Tag Archives: Ekphrastic poetry

Art and Nature – inspiring poetry

Thank you Katrina Naomi for choosing my poem Framed Woman as joint-runner up in this year’s Poetry Society Stanza Competition. The poem was inspired by an Edward Hopper painting used as a prompt at Poetry Kit’s on-line ekphrastic poetry course, then polished to betterment following feedback from the Brighton Stanza Group. Yes, many hands make light work!

Katrina chose a rich variety of interpretations on this year’s competition theme ‘Choice’. My poem focuses on a woman trying to move out of a claustrophobic relationship. The possibility of choice comes to her as “a tendril unlaces in the white hot sun.”

You can read Framed Woman, together with the winning poem (Sarah Wimbush’s Blood Sugar), joint runner-up Liz McPherson’s Outsider, and the ten commended poems by Julian Bishop, David Bleiman, Partridge Boswell, David Bundred, Sue Burge, Virginia Griem, Sue Norton, Michael Saunderson, Michael Shann and Paul Wellby, by clicking on: https://poetrysociety.org.uk/news/sarah-wimbush-is-chosen-as-the-poetry-societys-2021-stanza-competition-winner/

Stanza groups exist all over the UK (and even abroad). Everyone is welcome to attend, share their work, feedback on other people’s poetry. Some Stanzas hold organised public readings, publish anthologies, run workshops – the sky’s the limit. Check the Poetry Society website for details of your nearest group.

Nature is never far away in my poetry, so it felt really special to have a poem included in the poetry and flash fiction anthology Awakenings, published online by The Sussex Wildlife Trust.

It’s the brainchild of Lucy Townsend, who approached the Trust with the idea as a way to celebrate its 60th anniversary. You can read it all for free at: https://sussexwildlifetrust.org.uk/awakenings

It’s great that organisations are increasingly including poetry in their communications with the general public. Every poem that reaches new constituencies is to be especially celebrated.

Living down here in Brighton, the South Downs are a big part of my life. The Brighton Downs Alliance now includes a poetry/flash section on their website. Check out Chalk It Up for my poem On Beacon Hill and 15 other snapshots of downland life at: https://www.brightondownsalliance.org.uk/chalk-it-up.html

Summer bonanza at The High Window

Nothing says treat like a bumper pack of juicy goodies in The High Window. There are new poems from 36 writers (including 4 of my own); two featured poets (the American Steve Lambert, and Australian Kim Waters); a Russian poetry supplement edited and translated by Belinda Cooke; an essay about what it means to write by Feilim James; a raft of book reviews, plus poetry and artwork from The High Window‘s very own resident artist, Stella Wulf. How on earth does editor, David Cooke, pull this off single-handedly every three months?

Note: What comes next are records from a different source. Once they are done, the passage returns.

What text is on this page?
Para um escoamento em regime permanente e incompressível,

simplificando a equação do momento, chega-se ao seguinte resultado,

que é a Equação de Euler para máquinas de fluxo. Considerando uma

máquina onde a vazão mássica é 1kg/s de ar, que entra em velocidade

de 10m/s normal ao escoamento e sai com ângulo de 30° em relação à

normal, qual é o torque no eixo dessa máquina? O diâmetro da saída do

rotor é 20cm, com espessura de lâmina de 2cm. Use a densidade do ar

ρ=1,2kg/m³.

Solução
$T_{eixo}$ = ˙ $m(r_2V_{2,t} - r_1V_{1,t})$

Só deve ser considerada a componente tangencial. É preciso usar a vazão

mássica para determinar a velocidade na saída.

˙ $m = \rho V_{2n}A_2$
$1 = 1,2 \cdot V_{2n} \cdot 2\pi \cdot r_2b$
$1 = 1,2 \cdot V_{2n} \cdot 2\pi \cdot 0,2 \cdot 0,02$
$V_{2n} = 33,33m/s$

I’ve been in love with the Russian language since I stumbled across my father’s Teach Yourself Russian text book as a teenager. I dropped out before taking the ‘A’ level, but retain enough to be entranced by Belinda’s wonderful translations of poems by Alexander Blok, Anna Akhmatova, Osip Mandelstam, Vladimir Mayakovksy and Marina Tsvetaeva plus several other poets less well known to the West.

“The Silver Age of Russian poetry includes early and late Symbolists, as well as the later Acmeism and Futurism, two movements that reacted against the otherworldly, often artificial language of Symbolism, bringing it back down to earth, with more concrete language. . . . But it is the younger generation: Mayakovsky, Mandelstam, Tsvetaeva, Pasternak and Akhmatova who were to create poetry that achieved international renown, as well as suffering the realities of attempting to maintain their art within the apocalyptic events of the Russian Revolution, Civil War and Stalin’s Purges of the thirties.”

On a more cheery note, this inquisitive little piggie (below) is one of many of Stella’s drawings you can view by visiting The High Window.

Poets in the summer issue include Isabel Bermudez, Michael Bartholomew-Biggs, Claire Booker, Neil Elder, Oz Hardwick, Jill Learner, Dino Mahoney, Jane Lovell, Wendy Klein, Ilse Pedler, Jessica Mukherjee, Rachel Playforth, Graham Mort, Simon Williams, Robert Lindsay Wilson and Rodney Wood.

You can read their poems for free (like everything else on the website) by visiting https://thehighwindowpress.com/category/poetry/

And if you’re still at a loose end, do click on the following link to read my poem ‘Redacted’ which was recently published by litzine The Ekphrastic Review. This poem is my response to seeing the stunning Bruegel interpretation of The Massacre of the Innocents in the Queen’s Gallery, London. The painting was over-painted hundreds of years ago as literal political cover-up of a real life atrocity in the Spanish Netherlands. Once seen, never forgotten (the painting, I mean!).